1760. Gaspard, un jeune homme quitte Quimper, son père tyrannique, sa mère folle et la porcherie familiale pour Paris.
il déambule dans cette ville sale, nauséabonde, suintante à la recherche d’un destin. un avenir flou qu’il cherche dans les artères de la ville lumière où il croise des hommes, des femmes, la misère composée d’âmes perdues, et confronte son corps à la violence des corps purulents, infectés. des liaisons qui tuent d’avance tout sentiment d’affection, tout attachement humain. Gaspard finit par faire corps avec cette ville fangeuse, en décomposition, étale.
la Seine, veine coupant la société parisienne en deux, n’aura de cesse d’imposer sa présence obsédante à Gaspard. il y plonge pour y travailler, il s’y reflète pour mieux voir la cruauté de sa déchéance et, ne supportant plus la stagnation qui le fait pourrir, il finit par traverser ce fleuve maudit dans l’espoir de donner plus d’éclat à son existence.
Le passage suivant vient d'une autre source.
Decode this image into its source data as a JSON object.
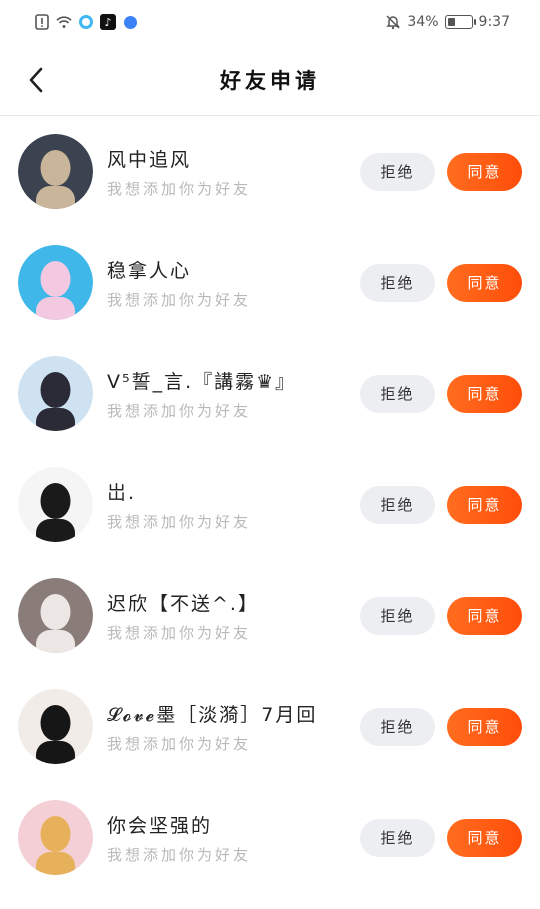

le fleuve parisien, métaphore centrale de l’ouvrage, devient le décor des projections chimériques du jeune homme. Gaspard devenu giton se métamorphose à chaque nouvelle rencontre, passant d’une réalité à une autre comme on passe d’une rive à l’autre. la fuite en avant qui semble être la seule issue le plonge dans un tourbillon de sensations, de sentiments abyssaux.
les gueux comme les aristocrates sont victimes de leurs désirs sexuels. loin du libertinage dix-huitièmiste et de la critique aristocratique d’un Choderlos de Laclos, le sexe abolit ici une forme de lutte des classes.

tous immoraux, tous égaux ?

les échos de cette éducation libertine sur les sexualités d’aujourd’hui jettent un éclairage pessimiste. la narration de ses affres, le cheminement psychologique et social de Gaspard évoquent la recherche et la perte identitaires dans une ville anonyme. sans âme, sans sentiments, les corps se donnent, se vendent, se négocient. ils s’étalent, s’offrent dans la toile des rues de Paris comme sur celle d’internet où s’étalent actuellement les nôtres, impudiques, immatériels. des corps exposés offerts en pâture, des âmes trop souvent asservies par un désir nihiliste de la chair.

Jean-Baptiste Del Amo évoque avec une écriture dense, brute, sensorielle, suskindienne, la matière sensible et fragile de nos corps, potentiellement lieux de souffrance. Ainsi, dans cette éducation libertine les corps sont martyrisés, meurtris, malades.

cet hommage au libertinage, à celui de Sade notamment, me fait alors écrire que ce n’est pas de ce type de rapports humains auquel j'aspire. trop sombres, trop chargés de souffrances, de meurtrissures que l’on s’impose, que l’on nous suggère depuis deux millénaires. à l’image du corps martyrisé d’un christ offrant ses plaies en modèle, qui meurt puis ressuscite en corps immatériel, en corps désincarné.

et pour aller dans le sens d'une proposition de Michel Onfray, à ce nihilisme de la chair, à ce type d’éducation libertine, je préfère de loin l’alternative de la « construction d’une érotique solaire », le souci d’un plaisir qui prend en compte le désir, le bien de l’autre et le sien propre.

Une éducation libertine de jean Baptiste Del Amo – Gallimard – 437p.


Proposition de lecture : Le souci des plaisirs, construction d’une érotique solaire de Michel Onfray – Flammarion – 191p, avec illustrations.